Figure 3: Single-cell calcium imaging results of anterior PBNsl^Cck+ positive neurons when TMT is close to the mouse's nose.

As a consequence of excessive or repetitive fear contributing to fear-related disorders, such as anxiety, the research team conducted a more in-depth examination of the pathway’s function in anxiety. Dr. WANG Hao stated, “We observed that continuous optogenetic activation of this pathway (1h per day for three days) resulted in markedly observable anxiety-like behaviors in mice. Furthermore, the inhibition of this pathway led to a significant reversal of the anxiety-like behavior after 2h of acute restrain stress.”
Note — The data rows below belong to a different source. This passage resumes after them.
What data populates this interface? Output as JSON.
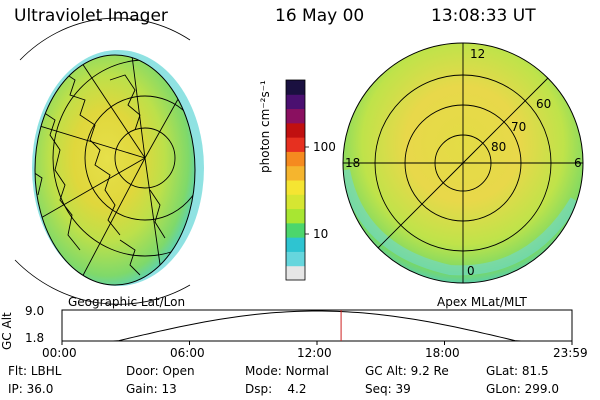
{
  "header": {
    "instrument": "Ultraviolet Imager",
    "date": "16 May 00",
    "time": "13:08:33 UT"
  },
  "colorbar": {
    "label": "photon cm⁻²s⁻¹",
    "ticks": [
      "100",
      "10"
    ],
    "scale": "log",
    "colors": [
      "#e6e6e6",
      "#66d6dd",
      "#2ec4d1",
      "#4cd66c",
      "#a8e632",
      "#d6e632",
      "#f5e532",
      "#f5b52e",
      "#f58a1f",
      "#e63020",
      "#c01010",
      "#8a1060",
      "#4a1070",
      "#1a1040"
    ]
  },
  "geo_panel": {
    "caption": "Geographic Lat/Lon"
  },
  "mag_panel": {
    "caption": "Apex MLat/MLT",
    "mlt_labels": {
      "top": "12",
      "left": "18",
      "right": "6",
      "bottom": "0"
    },
    "mlat_labels": [
      "60",
      "70",
      "80"
    ]
  },
  "altitude_plot": {
    "ylabel": "GC Alt",
    "yticks": [
      "9.0",
      "1.8"
    ],
    "xticks": [
      "00:00",
      "06:00",
      "12:00",
      "18:00",
      "23:59"
    ],
    "current_time_marker": "13:08",
    "marker_color": "#cc2020"
  },
  "status": {
    "row1": [
      {
        "key": "Flt:",
        "val": "LBHL"
      },
      {
        "key": "Door:",
        "val": "Open"
      },
      {
        "key": "Mode:",
        "val": "Normal"
      },
      {
        "key": "GC Alt:",
        "val": "9.2 Re"
      },
      {
        "key": "GLat:",
        "val": "81.5"
      }
    ],
    "row2": [
      {
        "key": "IP:",
        "val": "36.0"
      },
      {
        "key": "Gain:",
        "val": "13"
      },
      {
        "key": "Dsp:",
        "val": "4.2"
      },
      {
        "key": "Seq:",
        "val": "39"
      },
      {
        "key": "GLon:",
        "val": "299.0"
      }
    ]
  }
}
This study revealed a tetra-synaptic neural circuit of the main olfactory bulb → dorsal peduncular cortex → lateral parabrachial nucleus → parasubthalamic nucleus, and demonstrated that this pathway can regulate olfaction-evoked innate fear and anxiety bypasses the amygdala. Prof. LI Xiao-Ming, the corresponding author of the article, believes that this research not only expands our understanding of the neural mechanisms underlying fear and anxiety but also provides new insights into the pathogenesis of mental disorders.